Tata Nano - safe to drive in developing countries

I happen to see this picture about the new released Tata nano. It was a little shocked to see "Plastic and adhesive replaces welding"... o.o., how can this pass the crash test for safety?

Then I did a little more research, and found out, this is only for the model sold in developing countries, in which people won't drive that fast to cause fatal crash. That explains. It is too cheap to believe: $2500. The good news is, it meets European emmission standars. Although the environmental activists protested for the pollution concern since this would allow a lot more Indians to own a car, to look at the bright side of the picture, it at least shows the manufacturer's respect on today's 'global warming' concern.

This reminds me the yellow taxi that had served many years in many cities in China in 1990s. I do not know which company produced it, we call it 'Mian di ()', or 'Huang Chong (yellow bug)'. We used to love it, since 10 yuan can take six persons go 10 kilometers. It was also big enough and convenient for moving. Just in Beijing, there were 100,000 of them for a period of time. I know the safety was a big issue for this car, people told me it was just like four wheels + an engine + a cardboard box on top.

Before the end of 1998, all these kind of taxi were removed from the Beijing's street. There were no more 1 yuan per km taxi any more on the streets. The main reason was pollution rather than safety. It is true that when driving speed is not high, the possibility of fatal auto crash is limited. Tata is wise in making a green car.
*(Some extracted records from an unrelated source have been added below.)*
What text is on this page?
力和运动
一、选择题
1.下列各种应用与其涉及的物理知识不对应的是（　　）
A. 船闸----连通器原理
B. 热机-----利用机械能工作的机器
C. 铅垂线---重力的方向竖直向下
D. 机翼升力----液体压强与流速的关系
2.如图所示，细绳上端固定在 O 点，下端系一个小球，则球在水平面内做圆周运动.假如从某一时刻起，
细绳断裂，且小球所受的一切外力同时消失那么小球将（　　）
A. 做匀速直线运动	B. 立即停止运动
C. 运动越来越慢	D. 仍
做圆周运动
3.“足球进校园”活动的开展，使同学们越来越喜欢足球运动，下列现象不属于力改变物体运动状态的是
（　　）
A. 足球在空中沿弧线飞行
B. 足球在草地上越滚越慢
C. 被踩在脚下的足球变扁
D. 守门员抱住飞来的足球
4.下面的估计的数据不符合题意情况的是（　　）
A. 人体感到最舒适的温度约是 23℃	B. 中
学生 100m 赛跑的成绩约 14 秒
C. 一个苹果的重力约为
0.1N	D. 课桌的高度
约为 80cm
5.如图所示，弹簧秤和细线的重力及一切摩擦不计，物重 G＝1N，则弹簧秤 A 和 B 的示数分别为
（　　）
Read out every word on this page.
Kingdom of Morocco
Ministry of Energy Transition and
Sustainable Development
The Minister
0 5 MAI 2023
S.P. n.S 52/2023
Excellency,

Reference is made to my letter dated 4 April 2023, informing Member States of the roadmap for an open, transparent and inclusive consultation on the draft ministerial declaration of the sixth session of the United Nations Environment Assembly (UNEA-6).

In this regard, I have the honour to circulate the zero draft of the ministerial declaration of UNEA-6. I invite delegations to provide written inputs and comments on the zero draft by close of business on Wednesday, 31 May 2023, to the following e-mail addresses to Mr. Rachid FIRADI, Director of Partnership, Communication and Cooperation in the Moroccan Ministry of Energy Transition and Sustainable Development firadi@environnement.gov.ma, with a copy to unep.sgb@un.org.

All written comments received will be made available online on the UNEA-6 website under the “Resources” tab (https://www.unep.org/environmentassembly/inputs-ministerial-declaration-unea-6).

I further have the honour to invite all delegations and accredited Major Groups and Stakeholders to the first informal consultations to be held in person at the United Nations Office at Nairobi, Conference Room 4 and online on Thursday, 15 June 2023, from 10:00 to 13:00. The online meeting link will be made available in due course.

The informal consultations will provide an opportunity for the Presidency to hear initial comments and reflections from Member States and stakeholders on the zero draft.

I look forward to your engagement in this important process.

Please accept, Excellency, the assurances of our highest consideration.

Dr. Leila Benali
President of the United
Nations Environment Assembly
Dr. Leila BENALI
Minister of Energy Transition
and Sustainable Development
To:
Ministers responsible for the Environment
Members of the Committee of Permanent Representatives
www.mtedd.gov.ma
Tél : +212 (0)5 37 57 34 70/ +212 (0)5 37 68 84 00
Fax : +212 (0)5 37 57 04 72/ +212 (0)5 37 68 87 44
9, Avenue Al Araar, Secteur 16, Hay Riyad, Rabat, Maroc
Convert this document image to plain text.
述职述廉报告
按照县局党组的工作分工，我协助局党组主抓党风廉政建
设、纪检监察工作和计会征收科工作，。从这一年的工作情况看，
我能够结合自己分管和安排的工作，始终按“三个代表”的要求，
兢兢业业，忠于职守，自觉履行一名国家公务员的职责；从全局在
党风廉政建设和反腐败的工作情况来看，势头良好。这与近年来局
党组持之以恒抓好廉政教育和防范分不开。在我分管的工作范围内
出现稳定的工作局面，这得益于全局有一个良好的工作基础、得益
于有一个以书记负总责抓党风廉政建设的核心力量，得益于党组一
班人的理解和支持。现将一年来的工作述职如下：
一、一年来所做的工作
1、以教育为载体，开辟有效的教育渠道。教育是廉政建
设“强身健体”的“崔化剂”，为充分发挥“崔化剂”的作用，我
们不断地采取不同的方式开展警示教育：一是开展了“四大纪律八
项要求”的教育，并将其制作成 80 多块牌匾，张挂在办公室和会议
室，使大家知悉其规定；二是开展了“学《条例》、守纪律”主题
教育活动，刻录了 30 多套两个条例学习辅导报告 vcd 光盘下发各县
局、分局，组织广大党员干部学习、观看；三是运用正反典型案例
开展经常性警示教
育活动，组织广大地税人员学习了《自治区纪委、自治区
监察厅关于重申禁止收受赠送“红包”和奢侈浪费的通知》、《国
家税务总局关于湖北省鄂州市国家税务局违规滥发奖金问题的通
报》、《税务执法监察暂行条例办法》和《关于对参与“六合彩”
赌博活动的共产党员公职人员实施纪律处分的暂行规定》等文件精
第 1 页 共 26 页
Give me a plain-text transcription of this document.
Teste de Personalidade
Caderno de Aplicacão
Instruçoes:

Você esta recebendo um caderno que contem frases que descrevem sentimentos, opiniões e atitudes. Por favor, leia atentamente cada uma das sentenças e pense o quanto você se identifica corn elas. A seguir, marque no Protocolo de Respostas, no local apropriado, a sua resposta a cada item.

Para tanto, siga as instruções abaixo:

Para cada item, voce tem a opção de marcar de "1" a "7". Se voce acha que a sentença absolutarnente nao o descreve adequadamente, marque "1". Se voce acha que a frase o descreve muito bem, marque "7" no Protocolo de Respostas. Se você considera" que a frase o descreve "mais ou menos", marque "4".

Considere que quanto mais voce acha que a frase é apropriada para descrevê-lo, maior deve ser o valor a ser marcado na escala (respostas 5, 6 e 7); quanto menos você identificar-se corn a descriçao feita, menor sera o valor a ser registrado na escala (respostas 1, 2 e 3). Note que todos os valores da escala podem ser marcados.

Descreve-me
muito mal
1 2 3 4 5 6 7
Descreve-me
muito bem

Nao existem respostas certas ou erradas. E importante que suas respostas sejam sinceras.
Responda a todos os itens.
When Tata unveiled its nano and attracted the world's attention, it is my best wish to see that Chinese auto companies some day would also stand up proudly to show the world a total made in China model. It seems that most Chinese auto companies are copy cat, good at reverse engineering. Look at all these facts:

1. In 2003, Toyota Motor Corp. sued Hangzhou-based Geely Group Co. for copying the Japanese company's logo and slapping it on Geely models. Toyota lost the case.
2. Honda Motor Co. won a ruling that bars Chongqing Lifan Industrial from selling motorcycles under the "Hongda" brand.
3. Honda is also suing Shuanghuan Automobile Co., saying the Chinese company's Laibao SRV is a copy of the Honda CR-V sport-utility vehicle.
4. GM Daewoo filed suit in a Shanghai court alleging that Chery Automobile Co. stole its trade secrets to make the QQ.
... ...

Some new information:
India has 8 per cent of the world’s vehicle fatalities and less than 1 per cent of its cars, with more than 90,000 people killed on the country’s roads every year. Introducing a million Nanos into the mix may bring more – and unwelcome – headlines.

What I would like to see, is Tata can somehow invest on public transportation. When people are densely populated, it really make more sense to take buses or trains than drive your own cars. Who can push this to happen in both China and India?